/genetic_traveling_salesman

A toy implementation to find solutions for the traveling salesman problem using genetic algorithms.

Primary LanguageRubyMIT LicenseMIT

Genetic Algorithm to Solve Traveling Salesman Problem

What is this project?

This project is a reimplementation of an old university of assignment of mine. My original solution to the problem worked in roughly the same way, but it was written when I did not know Ruby well at all and was fairly new to programming in general. The quality of the code wasn't great (it was in fact pretty terrible), but since the assigment was interesting, I thought it would be fun reimplement the project now that I have years of experience with Ruby.

You can find the assignment description at INSTRUCTIONS.md.

What is this project not?

This project is not intended for general use. I have no problem at all with you using it to solve whatever problems you have that can be mapped to the traveling salesman problem, but you will probably get better answers with a different library. The various parameters of this program (population size, parents per generation, children produced per generation, mutation length constraints, genetic segment exchange lengths, etc.) were not chosen with any great degree of care — my work has gone into the implementation, not parameter tuning. It is likely further experimentation with parameter tuning could result in faster convergence.
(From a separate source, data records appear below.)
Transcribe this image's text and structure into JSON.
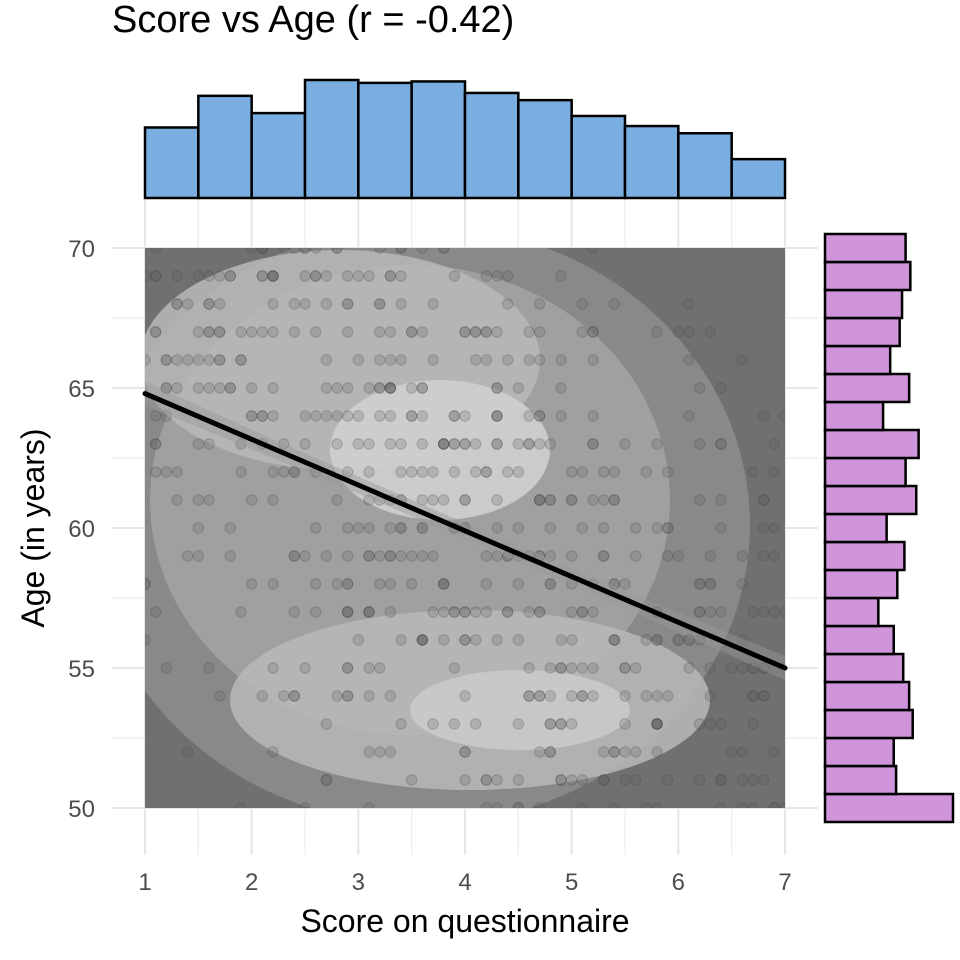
{
  "chart_data": {
    "type": "scatter",
    "title": "Score vs Age (r = -0.42)",
    "xlabel": "Score on questionnaire",
    "ylabel": "Age (in years)",
    "xlim": [
      1,
      7
    ],
    "ylim": [
      50,
      70
    ],
    "x_ticks": [
      1,
      2,
      3,
      4,
      5,
      6,
      7
    ],
    "y_ticks": [
      50,
      55,
      60,
      65,
      70
    ],
    "grid": true,
    "correlation": -0.42,
    "regression_line": {
      "x": [
        1,
        7
      ],
      "y": [
        64.8,
        55.0
      ]
    },
    "density_background": true,
    "marginal_x_histogram": {
      "color": "#7aaee0",
      "bin_edges": [
        1,
        1.5,
        2,
        2.5,
        3,
        3.5,
        4,
        4.5,
        5,
        5.5,
        6,
        6.5,
        7
      ],
      "counts": [
        49,
        71,
        59,
        82,
        80,
        81,
        73,
        68,
        57,
        50,
        45,
        27
      ]
    },
    "marginal_y_histogram": {
      "color": "#cf94da",
      "bin_edges": [
        49.5,
        50.5,
        51.5,
        52.5,
        53.5,
        54.5,
        55.5,
        56.5,
        57.5,
        58.5,
        59.5,
        60.5,
        61.5,
        62.5,
        63.5,
        64.5,
        65.5,
        66.5,
        67.5,
        68.5,
        69.5,
        70.5
      ],
      "counts": [
        108,
        60,
        58,
        74,
        71,
        66,
        58,
        45,
        61,
        67,
        52,
        77,
        68,
        79,
        49,
        71,
        55,
        63,
        65,
        72,
        68
      ]
    }
  }
}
Performance was not an aim of this project, though of course I tried to avoid needlessly expensive operations if a more performant alternative was not significantly less obvious.

Usage

Requirements

Requires Ruby 2.1+ due the use of required keyword arguments.

Setup

Run bundle install from the working directory. This is only needed if you intend to run the tests — the library itself uses only Ruby core and stdlib.

Tests

You can run the test suite with bin/rake or bin/rake spec. You can run an individual test file with e.g. bin/rspec spec/foo_spec.rb.

Solving

You can run the algorithm with bin/solve TSPDATA.txt 1000, which will run 1000 generations with the city data in TSPDATA.txt. It will print to stderr a summary of each generation, where a line like #45: 558711.57 means that the best solution found in generation 45 is of length 558711.57. At the end of the run, it will print to stdout a list of city names separated by commas (essentially a one-row CSV), which is the best solution found in the final generation.

Implementation Details

Each generation has 10 solutions in its population.

Only 2 solutions reproduce per generation.
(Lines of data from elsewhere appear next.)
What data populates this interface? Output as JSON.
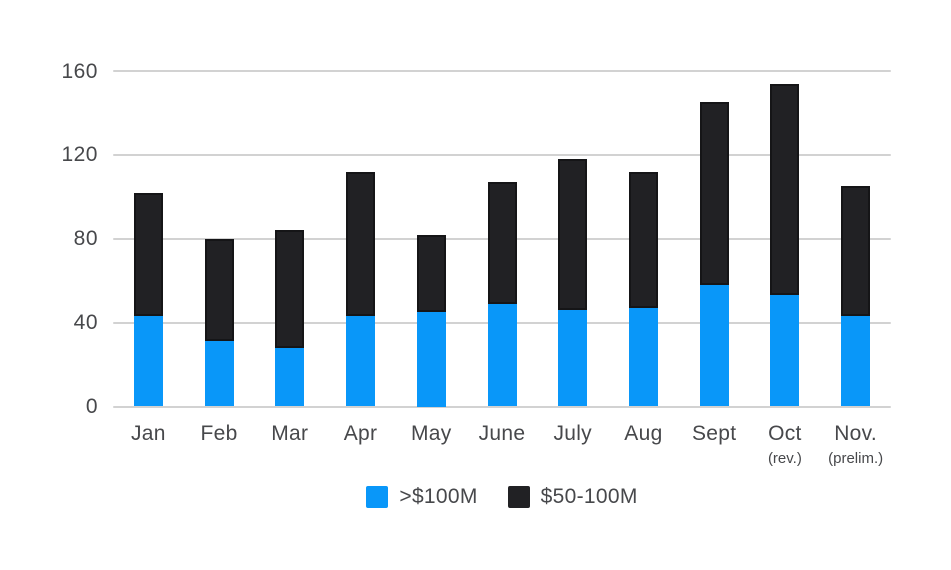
{
  "chart_data": {
    "type": "bar",
    "stacked": true,
    "title": "",
    "xlabel": "",
    "ylabel": "",
    "categories": [
      "Jan",
      "Feb",
      "Mar",
      "Apr",
      "May",
      "June",
      "July",
      "Aug",
      "Sept",
      "Oct",
      "Nov."
    ],
    "category_sublabels": [
      "",
      "",
      "",
      "",
      "",
      "",
      "",
      "",
      "",
      "(rev.)",
      "(prelim.)"
    ],
    "series": [
      {
        "name": ">$100M",
        "color": "#0997f9",
        "values": [
          43,
          31,
          28,
          43,
          45,
          49,
          46,
          47,
          58,
          53,
          43
        ]
      },
      {
        "name": "$50-100M",
        "color": "#212124",
        "values": [
          59,
          49,
          56,
          69,
          37,
          58,
          72,
          65,
          87,
          101,
          62
        ]
      }
    ],
    "ylim": [
      0,
      160
    ],
    "yticks": [
      0,
      40,
      80,
      120,
      160
    ],
    "grid": true,
    "legend_position": "bottom"
  },
  "style": {
    "background": "#ffffff",
    "gridline_color": "#d2d2d2",
    "axis_text_color": "#47484b",
    "bar_border_color": "#151517"
  }
}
These parents are each chosen as the result of a tournament between two randomly selected solutions in the population.

The two parents will produce one child using partially mapped crossover (see below) as the method of genetic exchange.
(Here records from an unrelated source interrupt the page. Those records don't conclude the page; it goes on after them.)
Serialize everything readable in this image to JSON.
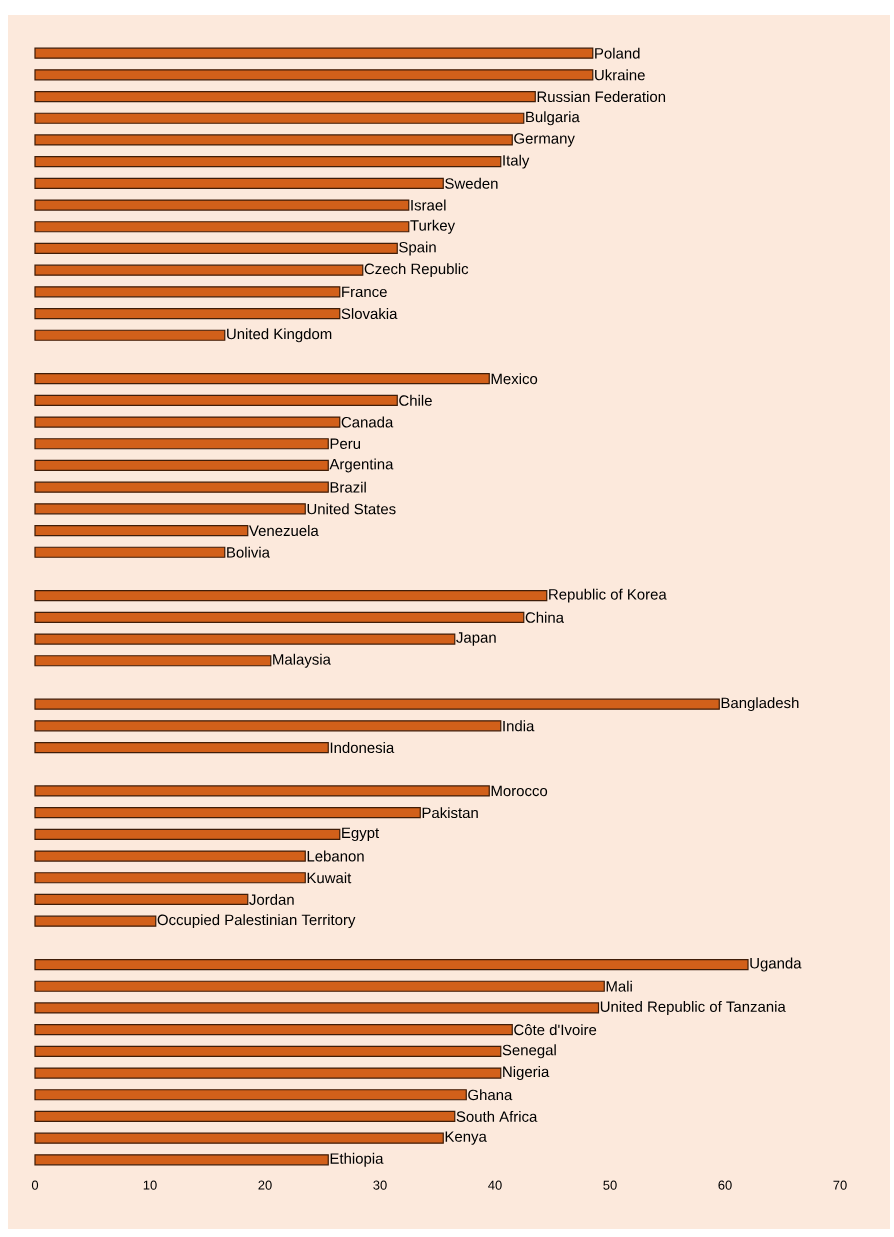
{
  "chart_data": {
    "type": "bar",
    "orientation": "horizontal",
    "categories": [
      "Poland",
      "Ukraine",
      "Russian Federation",
      "Bulgaria",
      "Germany",
      "Italy",
      "Sweden",
      "Israel",
      "Turkey",
      "Spain",
      "Czech Republic",
      "France",
      "Slovakia",
      "United Kingdom",
      null,
      "Mexico",
      "Chile",
      "Canada",
      "Peru",
      "Argentina",
      "Brazil",
      "United States",
      "Venezuela",
      "Bolivia",
      null,
      "Republic of Korea",
      "China",
      "Japan",
      "Malaysia",
      null,
      "Bangladesh",
      "India",
      "Indonesia",
      null,
      "Morocco",
      "Pakistan",
      "Egypt",
      "Lebanon",
      "Kuwait",
      "Jordan",
      "Occupied Palestinian Territory",
      null,
      "Uganda",
      "Mali",
      "United Republic of Tanzania",
      "Côte d'Ivoire",
      "Senegal",
      "Nigeria",
      "Ghana",
      "South Africa",
      "Kenya",
      "Ethiopia"
    ],
    "values": [
      48.5,
      48.5,
      43.5,
      42.5,
      41.5,
      40.5,
      35.5,
      32.5,
      32.5,
      31.5,
      28.5,
      26.5,
      26.5,
      16.5,
      null,
      39.5,
      31.5,
      26.5,
      25.5,
      25.5,
      25.5,
      23.5,
      18.5,
      16.5,
      null,
      44.5,
      42.5,
      36.5,
      20.5,
      null,
      59.5,
      40.5,
      25.5,
      null,
      39.5,
      33.5,
      26.5,
      23.5,
      23.5,
      18.5,
      10.5,
      null,
      62,
      49.5,
      49,
      41.5,
      40.5,
      40.5,
      37.5,
      36.5,
      35.5,
      25.5
    ],
    "color": "#d2601a",
    "xlim": [
      0,
      70
    ],
    "xticks": [
      0,
      10,
      20,
      30,
      40,
      50,
      60,
      70
    ]
  }
}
The child experiences random mutation (see below).

The next generation is identical to the previous generation, but with the weakest solution replaced by the child.

Genetic Exchange: Partially Mapped Crossover

Partially mapped crossover (PMX) between two parents p1 and p2 to produce a child c works as follows.

p1: hiecgabfd
p2: iecgabfdh

Two crossover points are chosen at random (within constraints). These points define a segment that will cross over between the parents.

p1: hiec|gab|fd
p2: iecg|abf|dh

To make the child, first copy over the values from inside the segment in p1.

c: ____|gab|__

Then find all the values from inside the segment in p1 that haven't yet been copied into the child. In this case, that's f, as a and b have already been copied).

For each of these values, bounce from p2 to p1 by position (i.e. to the element at the corresponding position in p1) and from p1 to p2 by value (i.e. to the element in p2 with the same value) until you land outside the crossover segment. Fill in the value (the one from inside the segment in p2 that you began the bouncing process with) at the corresponding position in c. In this case, f in p2 is located at the same position as b in p1, b in p2 is located at the same position as a in p1, and a in p2 is located at the same position as g in p1. g in p2 is located outside of the crossover segment, so we put f (our initial value) into this position of c.

c: ___f|gab|__

Finally, fill in the rest of the empty slots of c with the corresponding value from p2.

c: iecf|gab|dh

The goal of PMX is to copy genetic material from one parent to the other. The "bounce insert" part of the algorithm attempts to preserve order as much as possible outside of this copied segment, but does some rearranging in order to avoid producing invalid solutions (i.e., where some cities appear more than once and others not at all).

Mutation

Mutation on a solution is the reversal of a random (within constraints) segment. For example, mutating abcdefgh might produce abcgfedh, where the defg segment is reversed.

Cheating Warning

It should go without saying that if you stumble across this project and it exactly corresponds with a class assigment, making use of this code would qualify as cheating. I would suggest consulting with your instructor first before even examining my implementation to ascertain whether making use of this code in such a way falls within their expectations for your assigment.

License

Released under the MIT license. See LICENSE.md for details.